Konch Magazine - Gene Krupa on the Black Roots of Jazz
I’ve been hearing some strange who-shot-John static among musicians these last months.  It hasn’t been just dressing room gossip or guys crying in their beer after hours of the Friendly Tavern. This noise wound up in a big public blast by Stan Kenton, who said in so many words that palefaces were getting pushed around the bandstand when it came to collecting honors in jazz polls.
Now Stan’s my man but in my book he was sounding some awfully sour notes in this particular jam session. I do admire him for coming out in the open and saying what I’ve heard some shadowy characters say in private. At least he has the courage of his convictions that white musicians are not getting the breaks. But as much as I like to stay away from the rumble, I can’t help but talk up and say my piece about this business of color in the music business.
Going back through my years in jazz, I sometimes ask myself what the so-and-so would have happened to Gene Krupa in my early years in Chicago if I hadn’t been given a chance to learn what jazz was all about from some really great Negro musicians. It would be ridiculous for me to deny this debt, just as it is inane to deny the very origin of jazz in Negro life.

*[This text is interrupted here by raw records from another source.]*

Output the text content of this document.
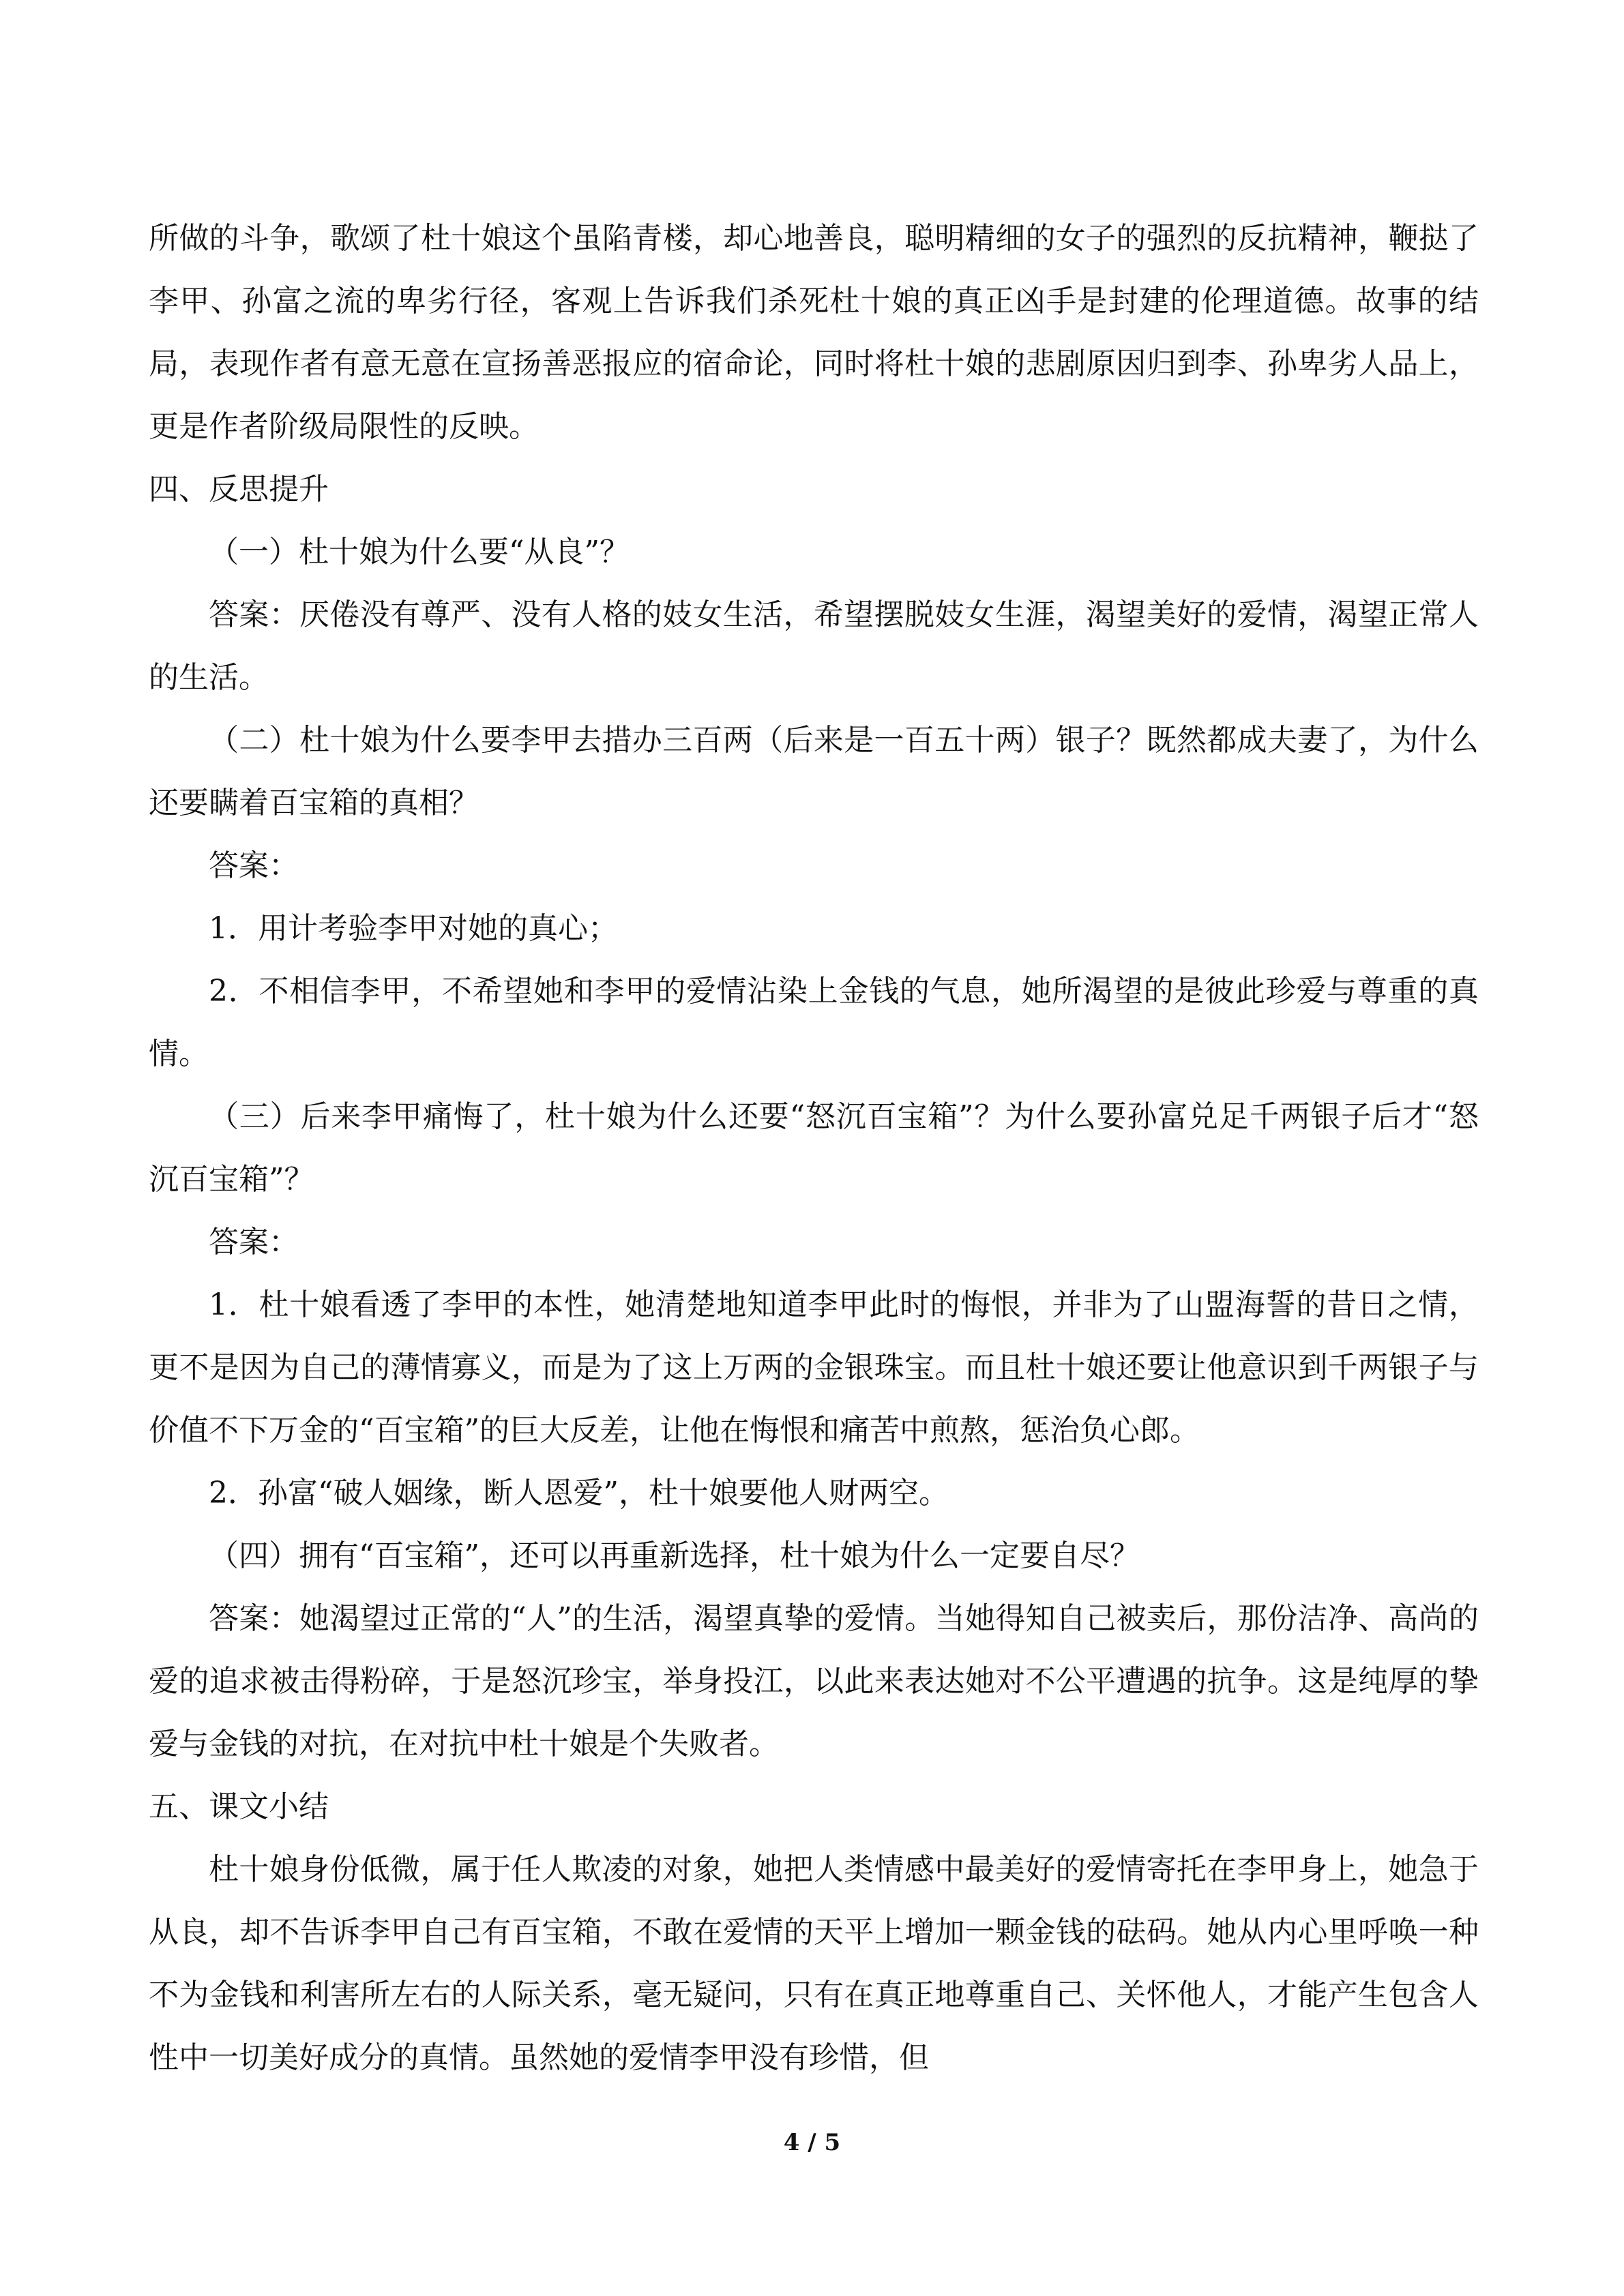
所做的斗争，歌颂了杜十娘这个虽陷青楼，却心地善良，聪明精细的女子的强烈的反抗精神，鞭挞了李甲、孙富之流的卑劣行径，客观上告诉我们杀死杜十娘的真正凶手是封建的伦理道德。故事的结局，表现作者有意无意在宣扬善恶报应的宿命论，同时将杜十娘的悲剧原因归到李、孙卑劣人品上，更是作者阶级局限性的反映。

四、反思提升

（一）杜十娘为什么要“从良”？

答案：厌倦没有尊严、没有人格的妓女生活，希望摆脱妓女生涯，渴望美好的爱情，渴望正常人的生活。

（二）杜十娘为什么要李甲去措办三百两（后来是一百五十两）银子？既然都成夫妻了，为什么还要瞒着百宝箱的真相？

答案：

1．用计考验李甲对她的真心；

2．不相信李甲，不希望她和李甲的爱情沾染上金钱的气息，她所渴望的是彼此珍爱与尊重的真情。

（三）后来李甲痛悔了，杜十娘为什么还要“怒沉百宝箱”？为什么要孙富兑足千两银子后才“怒沉百宝箱”？

答案：

1．杜十娘看透了李甲的本性，她清楚地知道李甲此时的悔恨，并非为了山盟海誓的昔日之情，更不是因为自己的薄情寡义，而是为了这上万两的金银珠宝。而且杜十娘还要让他意识到千两银子与价值不下万金的“百宝箱”的巨大反差，让他在悔恨和痛苦中煎熬，惩治负心郎。

2．孙富“破人姻缘，断人恩爱”，杜十娘要他人财两空。

（四）拥有“百宝箱”，还可以再重新选择，杜十娘为什么一定要自尽？

答案：她渴望过正常的“人”的生活，渴望真挚的爱情。当她得知自己被卖后，那份洁净、高尚的爱的追求被击得粉碎，于是怒沉珍宝，举身投江，以此来表达她对不公平遭遇的抗争。这是纯厚的挚爱与金钱的对抗，在对抗中杜十娘是个失败者。

五、课文小结

杜十娘身份低微，属于任人欺凌的对象，她把人类情感中最美好的爱情寄托在李甲身上，她急于从良，却不告诉李甲自己有百宝箱，不敢在爱情的天平上增加一颗金钱的砝码。她从内心里呼唤一种不为金钱和利害所左右的人际关系，毫无疑问，只有在真正地尊重自己、关怀他人，才能产生包含人性中一切美好成分的真情。虽然她的爱情李甲没有珍惜，但

4 / 5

Jazz is as much Negro as the spiritual and to pretend anything but that is to fly in the face of fact.
What white musicians have been doing for almost a half century is to beg, borrow and even steal this racist asset from Negroes. This is not to say that once the heist was committed of great ofay jazz men were not able to improvise and improve on their larceny. Certainly Stan Kenton proved veritable genius in his gift for making new sounds out of what was often literally “old music.” No one can take that away from him or any of the other terrific white talents in the jazz field.
But I still insist that it all started down in New Orleans and that it was the fellows with cheeks of tan that first performed the obstetrical wonders that gave birth to jazz. From that basic theme, there have been many variations since—everything from Lombardo to Brubeck. But it all started down there on Basin Street in New Orleans.